Cuidadosamente ergueu minha cabeça e a colocou em seu ombro, aninhada em seu pescoço. Senti o seu cheiro invadir minhas narinas. Um cheiro leve, e gostoso de sentir. O cheiro perfeito. Então, para a minha surpresa, ele começou a cantarolar, inicialmente baixinho, como se quisesse manter a canção apenas para si, mas quando percebeu que eu o observava, sorriu e piscou para mim, aumentando a intensidade.

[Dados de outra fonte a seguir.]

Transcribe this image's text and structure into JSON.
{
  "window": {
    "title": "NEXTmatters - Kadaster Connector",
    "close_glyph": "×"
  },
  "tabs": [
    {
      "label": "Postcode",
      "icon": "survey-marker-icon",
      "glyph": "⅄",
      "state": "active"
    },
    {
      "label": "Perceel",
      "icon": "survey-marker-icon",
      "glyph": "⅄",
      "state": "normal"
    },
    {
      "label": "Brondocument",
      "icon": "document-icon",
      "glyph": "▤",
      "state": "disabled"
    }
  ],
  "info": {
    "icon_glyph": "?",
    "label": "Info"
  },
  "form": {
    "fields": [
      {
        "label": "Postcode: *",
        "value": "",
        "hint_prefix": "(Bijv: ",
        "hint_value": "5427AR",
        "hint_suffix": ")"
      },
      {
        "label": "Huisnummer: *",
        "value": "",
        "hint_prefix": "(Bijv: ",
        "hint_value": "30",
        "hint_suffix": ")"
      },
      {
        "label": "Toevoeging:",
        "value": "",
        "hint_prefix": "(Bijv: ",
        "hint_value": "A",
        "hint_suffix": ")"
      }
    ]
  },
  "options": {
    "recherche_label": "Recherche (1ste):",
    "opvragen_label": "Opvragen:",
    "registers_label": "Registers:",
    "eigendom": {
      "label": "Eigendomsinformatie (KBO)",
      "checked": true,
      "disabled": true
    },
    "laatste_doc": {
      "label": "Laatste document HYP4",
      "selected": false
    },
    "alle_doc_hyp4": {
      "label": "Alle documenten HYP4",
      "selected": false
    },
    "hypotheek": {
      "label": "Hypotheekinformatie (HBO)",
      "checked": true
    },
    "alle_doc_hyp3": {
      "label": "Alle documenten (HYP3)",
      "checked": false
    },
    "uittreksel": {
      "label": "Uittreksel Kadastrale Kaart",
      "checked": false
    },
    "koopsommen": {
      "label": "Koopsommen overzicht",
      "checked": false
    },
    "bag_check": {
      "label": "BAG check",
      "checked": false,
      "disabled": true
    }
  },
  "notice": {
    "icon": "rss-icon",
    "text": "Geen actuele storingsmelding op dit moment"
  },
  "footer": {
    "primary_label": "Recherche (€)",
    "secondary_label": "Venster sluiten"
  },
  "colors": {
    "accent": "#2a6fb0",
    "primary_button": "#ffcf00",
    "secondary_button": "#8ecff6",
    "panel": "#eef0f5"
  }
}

Eu o observava, mais que boquiaberta. A voz dele é simplesmente... incomparável! Eu não entendo como ele pode ter uma voz suave, e tão gutural. Um jeito de cantar tão gentil e tão agressivo. Um modo de cantar tão distante, mas que toque tanto as pessoas?

Quando a música chegou ao fim, ele me encarou, sorrindo. Parecia feliz com a minha reação.

Limpei a garganta. Por alguma razão, não conseguia falar... Eu a sentia fechada, apertada, como se algo a estivesse prendendo.

– Des-desde quando você canta, Usui? – ele soltou uma risada leve, despreocupada.

– Desde sempre, eu acho... A Ayuzawa gosta? Se quiser, eu canto sempre que você quiser, mas somente para você – e piscou novamente.

Os truques desse garoto nunca acabam? Ou será que sou eu que ainda tenho a capacidade de me surpreender com qualquer coisa que ele faz?

– Quer que eu cante outra? – sua voz estava desprovida de escárnio ou sarcasmo. Ele estava realmente me perguntando, e preocupado, se eu havia gostado.

Confirmei com a cabeça sem sequer perceber, enfeitiçada com seu cheiro e com a lembrança de sua voz. Eu queria escutá-lo novamente, e não somente agora. Alguma coisa dentro de mim dizia que eu precisava escutá-lo cantar.

Ele fechou os olhos e tomou fôlego. O prendeu por alguns instantes, indeciso, e então sua voz preencheu novamente o ambiente. A letra tratava de uma garota que havia sofrido no passado, e que ainda sofria, mas que, com a sua força de vontade, conseguiria fazer tudo, pois ela era forte e bela.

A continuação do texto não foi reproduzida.